Wachenheim Burgstübl-Brand: Alle aus Krankenhaus entlassen

Bei dem Brand in der Wachenheimer Waldstraße kam ein Großaufgebot der Feuerwehren zum Einsatz.
Bei dem Brand in der Wachenheimer Waldstraße kam ein Großaufgebot der Feuerwehren zum Einsatz.

Alle vier nach einem Brand im Wachenheimer Burgstübl ins Krankenhaus eingelieferten Menschen sind wieder aus dem Krankenhaus entlassen worden. Diese gute Nachricht konnte Bürgermeister Torsten Bechtel (CDU) am Mittwoch weitergeben.

Drei Menschen und eine Begleitperson waren am Dienstagabend nach dem Brand vorsorglich in ein Krankenhaus eingeliefert worden. Was sich am Abend schon abzeichnete, konnte am Mittwoch bestätigt werden: Es gab nur leichte Verletzungen.

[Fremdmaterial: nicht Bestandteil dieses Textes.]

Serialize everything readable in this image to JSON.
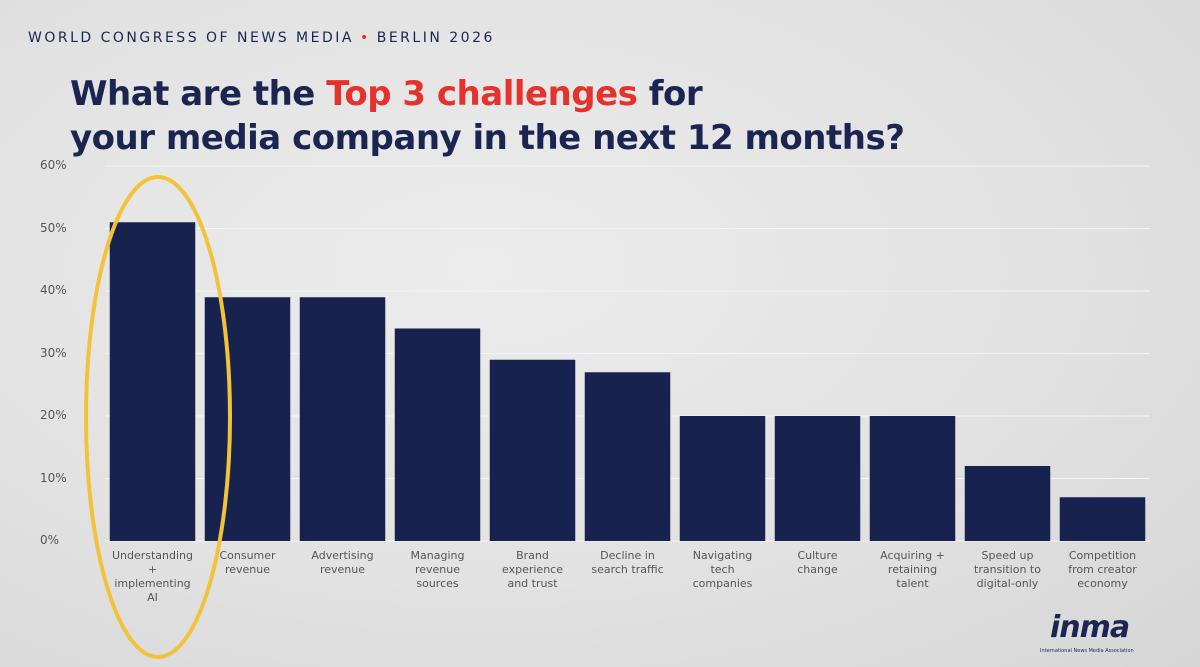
{
  "chart_data": {
    "type": "bar",
    "supertitle_parts": [
      "WORLD CONGRESS OF NEWS MEDIA",
      "•",
      "BERLIN 2026"
    ],
    "title_parts": [
      "What are the ",
      "Top 3 challenges",
      " for",
      "your media company in the next 12 months?"
    ],
    "categories": [
      "Understanding\n+\nimplementing\nAI",
      "Consumer\nrevenue",
      "Advertising\nrevenue",
      "Managing\nrevenue\nsources",
      "Brand\nexperience\nand trust",
      "Decline in\nsearch traffic",
      "Navigating\ntech\ncompanies",
      "Culture\nchange",
      "Acquiring +\nretaining\ntalent",
      "Speed up\ntransition to\ndigital-only",
      "Competition\nfrom creator\neconomy"
    ],
    "values": [
      51,
      39,
      39,
      34,
      29,
      27,
      20,
      20,
      20,
      12,
      7
    ],
    "color": "#17224f",
    "ylim": [
      0,
      60
    ],
    "yticks": [
      {
        "value": 0,
        "label": "0%"
      },
      {
        "value": 10,
        "label": "10%"
      },
      {
        "value": 20,
        "label": "20%"
      },
      {
        "value": 30,
        "label": "30%"
      },
      {
        "value": 40,
        "label": "40%"
      },
      {
        "value": 50,
        "label": "50%"
      },
      {
        "value": 60,
        "label": "60%"
      }
    ],
    "grid": true,
    "logo": "inma",
    "logo_tagline": "International News Media Association"
  }
}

Der Brand war am Dienstagabend entstanden. Die Polizei nimmt an, dass das Feuer durch angebranntes Essen verursacht wurde. Ein Bewohner hatte heißes Fett in der Pfanne auf dem Herd stehen lassen.

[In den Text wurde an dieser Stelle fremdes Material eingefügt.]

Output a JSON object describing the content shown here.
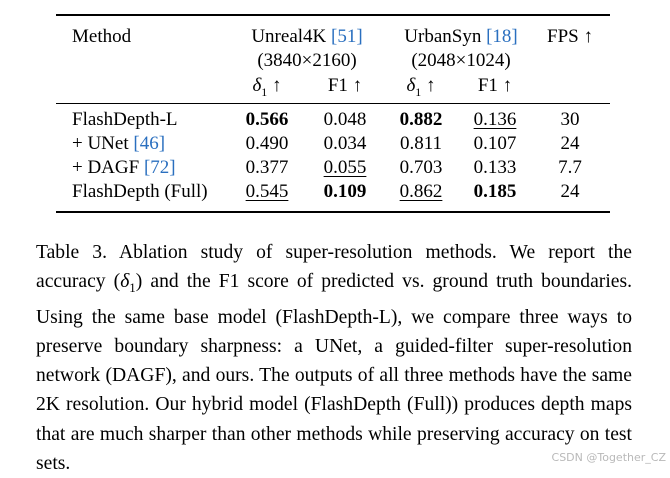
{
  "table": {
    "header": {
      "method": "Method",
      "unreal_name": "Unreal4K",
      "unreal_cite": "[51]",
      "unreal_res": "(3840×2160)",
      "urban_name": "UrbanSyn",
      "urban_cite": "[18]",
      "urban_res": "(2048×1024)",
      "fps": "FPS ↑",
      "delta_sym": "δ",
      "delta_sub": "1",
      "arrow": "↑",
      "f1": "F1 ↑"
    },
    "rows": [
      {
        "method": "FlashDepth-L",
        "cite": "",
        "u_d1": "0.566",
        "u_f1": "0.048",
        "s_d1": "0.882",
        "s_f1": "0.136",
        "fps": "30"
      },
      {
        "method": "+ UNet",
        "cite": "[46]",
        "u_d1": "0.490",
        "u_f1": "0.034",
        "s_d1": "0.811",
        "s_f1": "0.107",
        "fps": "24"
      },
      {
        "method": "+ DAGF",
        "cite": "[72]",
        "u_d1": "0.377",
        "u_f1": "0.055",
        "s_d1": "0.703",
        "s_f1": "0.133",
        "fps": "7.7"
      },
      {
        "method": "FlashDepth (Full)",
        "cite": "",
        "u_d1": "0.545",
        "u_f1": "0.109",
        "s_d1": "0.862",
        "s_f1": "0.185",
        "fps": "24"
      }
    ]
  },
  "caption": {
    "p1": "Table 3. Ablation study of super-resolution methods. We report the accuracy (",
    "delta": "δ",
    "sub": "1",
    "p2": ") and the F1 score of predicted vs. ground truth boundaries. Using the same base model (FlashDepth-L), we compare three ways to preserve boundary sharpness: a UNet, a guided-filter super-resolution network (DAGF), and ours. The outputs of all three methods have the same 2K resolution. Our hybrid model (FlashDepth (Full)) produces depth maps that are much sharper than other methods while preserving accuracy on test sets."
  },
  "watermark": "CSDN @Together_CZ"
}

Die Kriminalpolizei Neustadt hatte bereits am Dienstagabend Ermittlungen wegen fahrlässiger Brandstiftung aufgenommen. Ein Gutachter werde aber nicht hinzugezogen, so die Polizei, die Brandursache sei offensichtlich.

Der Schaden wird auf 10.000 Euro geschätzt

Die 19 Bewohner des Gebäudes waren am Dienstagabend zunächst in einem Wachenheimer Hotel oder bei Freunden untergebracht worden. Inzwischen ist klar, dass wohl fast alle wieder in ihre Wohnungen zurückkehren können. Bei einigen sei das schon erfolgt. Die Familie aus der Brandwohnung werde aber eine neue Bleibe brauchen, so Bechtel. Die betroffenen Räumlichkeiten werden „in den nächsten Wochen nicht wieder bewohnbar sein“. Der entstandene Schaden beläuft sich nach ersten Schätzungen der Polizei auf etwa 10.000 Euro. Die Verbandsgemeinde Wachenheim werde der betroffenen Familie mit mehreren Kindern erst einmal eine andere Wohnung zur Verfügung stellen, so Bechtel.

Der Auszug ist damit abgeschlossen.